Sidewall is a surprisingly good science fiction thriller that's more thriller than science fiction. This 1982 novel is set in 1993. Most of David Graham's predictions about life in the '90's turned out to be pretty far off the mark (although he did manage to predict the Gulf War). You have to make a mental adjustment to set the novel a bit farther into the future, but after that's accomplished, the story seems quite plausible -- and in any event, it's terrifically exciting.

The British are building a sidewall -- a marine hovercraft -- that seats two thousand passengers and makes the trip from England to New York in about eight hours. Although it's being developed in secret (in cooperation with the British military), the chief executives of the world's airlines have found out about it and are determined to put a stop to it, lest they lose their transatlantic fares to competition from this new form of transportation. In addition, someone has leaked plans for the vessel to the Soviet Union (substitute Russia, since Graham failed to predict the Soviet Union's demise) which is building its own militarized version of the craft.

The main characters in Sidewall are engaging, particularly the unfortunately named Don Savage, chief of security for the company developing the sidewall, who struggles with a mysterious illness and a hellish marriage as he tries to save the company from Russian spies and airline CEO's. Action scenes are vividly written and once it begins, the action is relentless -- all the way through to the last page -- as imaginative attacks are launched against the sidewall.

David Graham's most popular novel was Down to a Sunless Sea. In addition to Sidewall, he wrote three others, two under the name Wilbur Wright. It's a shame he didn't write more, and it's a shame Sidewall is out of print. Seek out a used copy if you enjoy fast moving thrillers.

RECOMMENDED

Wednesday
Dec152010

All Judgment Fled by James White

First published in 1969

All Judgment Fled (the title is taken from Shakespeare's Julius Caesar) is an entertaining first contact novel.
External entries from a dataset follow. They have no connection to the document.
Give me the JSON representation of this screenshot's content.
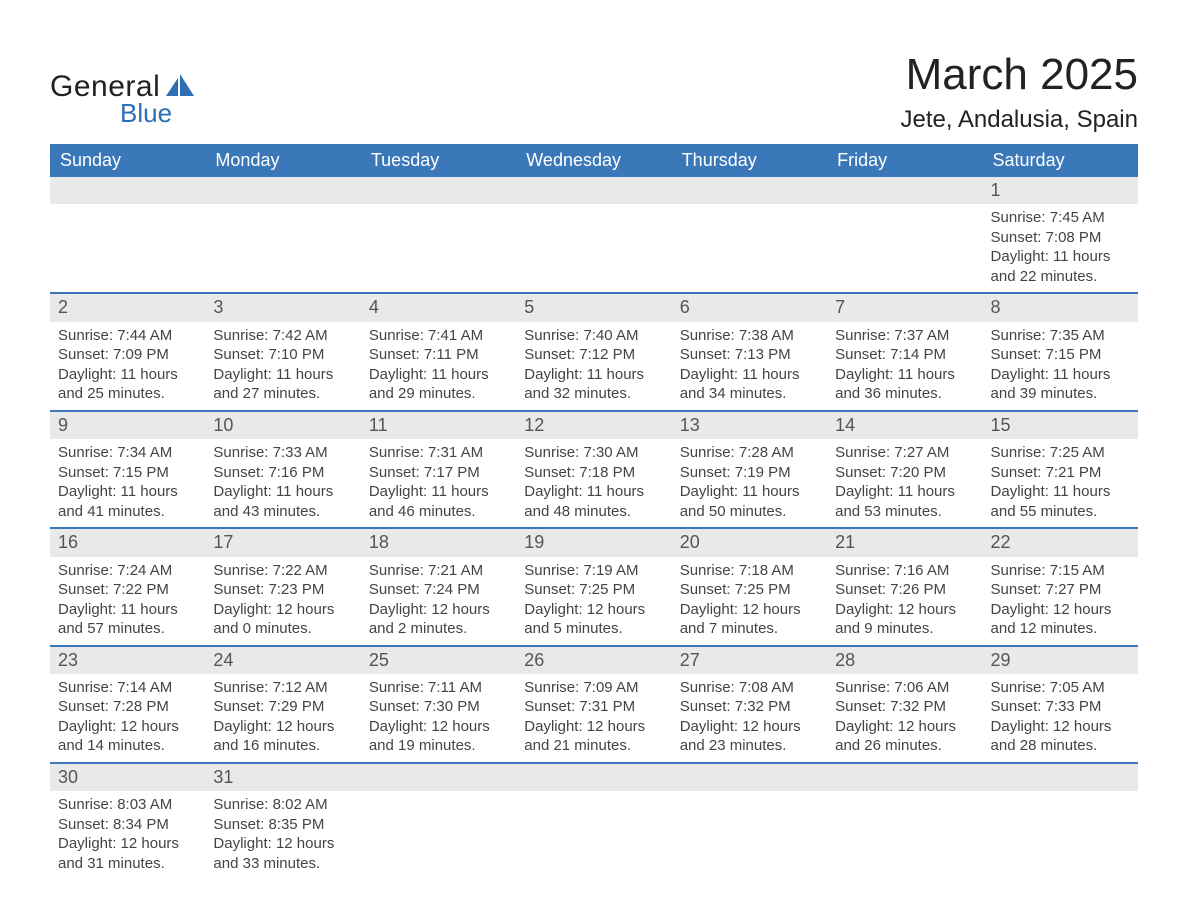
{
  "logo": {
    "text1": "General",
    "text2": "Blue",
    "brand_color": "#2d6fb5"
  },
  "title": "March 2025",
  "location": "Jete, Andalusia, Spain",
  "colors": {
    "header_bg": "#3a78b9",
    "header_text": "#ffffff",
    "daynum_bg": "#e9e9e9",
    "row_border": "#3a78b9",
    "text": "#444444"
  },
  "weekdays": [
    "Sunday",
    "Monday",
    "Tuesday",
    "Wednesday",
    "Thursday",
    "Friday",
    "Saturday"
  ],
  "weeks": [
    {
      "nums": [
        "",
        "",
        "",
        "",
        "",
        "",
        "1"
      ],
      "cells": [
        null,
        null,
        null,
        null,
        null,
        null,
        {
          "sr": "Sunrise: 7:45 AM",
          "ss": "Sunset: 7:08 PM",
          "d1": "Daylight: 11 hours",
          "d2": "and 22 minutes."
        }
      ]
    },
    {
      "nums": [
        "2",
        "3",
        "4",
        "5",
        "6",
        "7",
        "8"
      ],
      "cells": [
        {
          "sr": "Sunrise: 7:44 AM",
          "ss": "Sunset: 7:09 PM",
          "d1": "Daylight: 11 hours",
          "d2": "and 25 minutes."
        },
        {
          "sr": "Sunrise: 7:42 AM",
          "ss": "Sunset: 7:10 PM",
          "d1": "Daylight: 11 hours",
          "d2": "and 27 minutes."
        },
        {
          "sr": "Sunrise: 7:41 AM",
          "ss": "Sunset: 7:11 PM",
          "d1": "Daylight: 11 hours",
          "d2": "and 29 minutes."
        },
        {
          "sr": "Sunrise: 7:40 AM",
          "ss": "Sunset: 7:12 PM",
          "d1": "Daylight: 11 hours",
          "d2": "and 32 minutes."
        },
        {
          "sr": "Sunrise: 7:38 AM",
          "ss": "Sunset: 7:13 PM",
          "d1": "Daylight: 11 hours",
          "d2": "and 34 minutes."
        },
        {
          "sr": "Sunrise: 7:37 AM",
          "ss": "Sunset: 7:14 PM",
          "d1": "Daylight: 11 hours",
          "d2": "and 36 minutes."
        },
        {
          "sr": "Sunrise: 7:35 AM",
          "ss": "Sunset: 7:15 PM",
          "d1": "Daylight: 11 hours",
          "d2": "and 39 minutes."
        }
      ]
    },
    {
      "nums": [
        "9",
        "10",
        "11",
        "12",
        "13",
        "14",
        "15"
      ],
      "cells": [
        {
          "sr": "Sunrise: 7:34 AM",
          "ss": "Sunset: 7:15 PM",
          "d1": "Daylight: 11 hours",
          "d2": "and 41 minutes."
        },
        {
          "sr": "Sunrise: 7:33 AM",
          "ss": "Sunset: 7:16 PM",
          "d1": "Daylight: 11 hours",
          "d2": "and 43 minutes."
        },
        {
          "sr": "Sunrise: 7:31 AM",
          "ss": "Sunset: 7:17 PM",
          "d1": "Daylight: 11 hours",
          "d2": "and 46 minutes."
        },
        {
          "sr": "Sunrise: 7:30 AM",
          "ss": "Sunset: 7:18 PM",
          "d1": "Daylight: 11 hours",
          "d2": "and 48 minutes."
        },
        {
          "sr": "Sunrise: 7:28 AM",
          "ss": "Sunset: 7:19 PM",
          "d1": "Daylight: 11 hours",
          "d2": "and 50 minutes."
        },
        {
          "sr": "Sunrise: 7:27 AM",
          "ss": "Sunset: 7:20 PM",
          "d1": "Daylight: 11 hours",
          "d2": "and 53 minutes."
        },
        {
          "sr": "Sunrise: 7:25 AM",
          "ss": "Sunset: 7:21 PM",
          "d1": "Daylight: 11 hours",
          "d2": "and 55 minutes."
        }
      ]
    },
    {
      "nums": [
        "16",
        "17",
        "18",
        "19",
        "20",
        "21",
        "22"
      ],
      "cells": [
        {
          "sr": "Sunrise: 7:24 AM",
          "ss": "Sunset: 7:22 PM",
          "d1": "Daylight: 11 hours",
          "d2": "and 57 minutes."
        },
        {
          "sr": "Sunrise: 7:22 AM",
          "ss": "Sunset: 7:23 PM",
          "d1": "Daylight: 12 hours",
          "d2": "and 0 minutes."
        },
        {
          "sr": "Sunrise: 7:21 AM",
          "ss": "Sunset: 7:24 PM",
          "d1": "Daylight: 12 hours",
          "d2": "and 2 minutes."
        },
        {
          "sr": "Sunrise: 7:19 AM",
          "ss": "Sunset: 7:25 PM",
          "d1": "Daylight: 12 hours",
          "d2": "and 5 minutes."
        },
        {
          "sr": "Sunrise: 7:18 AM",
          "ss": "Sunset: 7:25 PM",
          "d1": "Daylight: 12 hours",
          "d2": "and 7 minutes."
        },
        {
          "sr": "Sunrise: 7:16 AM",
          "ss": "Sunset: 7:26 PM",
          "d1": "Daylight: 12 hours",
          "d2": "and 9 minutes."
        },
        {
          "sr": "Sunrise: 7:15 AM",
          "ss": "Sunset: 7:27 PM",
          "d1": "Daylight: 12 hours",
          "d2": "and 12 minutes."
        }
      ]
    },
    {
      "nums": [
        "23",
        "24",
        "25",
        "26",
        "27",
        "28",
        "29"
      ],
      "cells": [
        {
          "sr": "Sunrise: 7:14 AM",
          "ss": "Sunset: 7:28 PM",
          "d1": "Daylight: 12 hours",
          "d2": "and 14 minutes."
        },
        {
          "sr": "Sunrise: 7:12 AM",
          "ss": "Sunset: 7:29 PM",
          "d1": "Daylight: 12 hours",
          "d2": "and 16 minutes."
        },
        {
          "sr": "Sunrise: 7:11 AM",
          "ss": "Sunset: 7:30 PM",
          "d1": "Daylight: 12 hours",
          "d2": "and 19 minutes."
        },
        {
          "sr": "Sunrise: 7:09 AM",
          "ss": "Sunset: 7:31 PM",
          "d1": "Daylight: 12 hours",
          "d2": "and 21 minutes."
        },
        {
          "sr": "Sunrise: 7:08 AM",
          "ss": "Sunset: 7:32 PM",
          "d1": "Daylight: 12 hours",
          "d2": "and 23 minutes."
        },
        {
          "sr": "Sunrise: 7:06 AM",
          "ss": "Sunset: 7:32 PM",
          "d1": "Daylight: 12 hours",
          "d2": "and 26 minutes."
        },
        {
          "sr": "Sunrise: 7:05 AM",
          "ss": "Sunset: 7:33 PM",
          "d1": "Daylight: 12 hours",
          "d2": "and 28 minutes."
        }
      ]
    },
    {
      "nums": [
        "30",
        "31",
        "",
        "",
        "",
        "",
        ""
      ],
      "cells": [
        {
          "sr": "Sunrise: 8:03 AM",
          "ss": "Sunset: 8:34 PM",
          "d1": "Daylight: 12 hours",
          "d2": "and 31 minutes."
        },
        {
          "sr": "Sunrise: 8:02 AM",
          "ss": "Sunset: 8:35 PM",
          "d1": "Daylight: 12 hours",
          "d2": "and 33 minutes."
        },
        null,
        null,
        null,
        null,
        null
      ]
    }
  ]
}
An object following an unnatural path is detected in the vicinity of Mars. Two American ships, each with a crew of three, are sent to investigate. They find an alien ship. It doesn't respond to signals, doesn't seem to be doing anything; its purpose is a mystery. Behaving rather foolishly, some crew members enter the ship and, having damaged their space suits in an encounter with violent but seemingly unintelligent aliens, find themselves stranded inside the ship. Oops!

The story is a study in the psychology of first contact. Three different alien species inhabit the ship. The humans must decide which species are intelligent, which are friendly, and why they're here. The six crew members (four astronauts, two in training) are selected more for their ability to survive the trip than for their expertise. The story's primary focus is on McCullough, whose medical background makes him the unofficial expert in the psychology of both humans and aliens. He is occasionally frightened to a state of witlessness -- an understandable and realistic reaction that adds credibility to the story. The task of survival on an alien ship is complicated by the divided reactions of all the people on Earth who are listening to the radio transmissions and who criticize the crew for being unnecessarily violent or insufficiently aggressive, for engaging in too much or too little exploration of the ship, and generally for mucking things up.

A shortcoming of the novel is that the crew members jump to conclusions that seem questionable, if not unlikely, given the scant evidence to support them. Nonetheless, their conclusions advance the plot, which moves along briskly. This isn't by any means a great novel -- at times it even seems a bit silly -- but it's well written and the plot ultimately works: the conflict between the crew and the bureaucrats back on Earth is just as interesting as the conflict between the humans and aliens on the ship.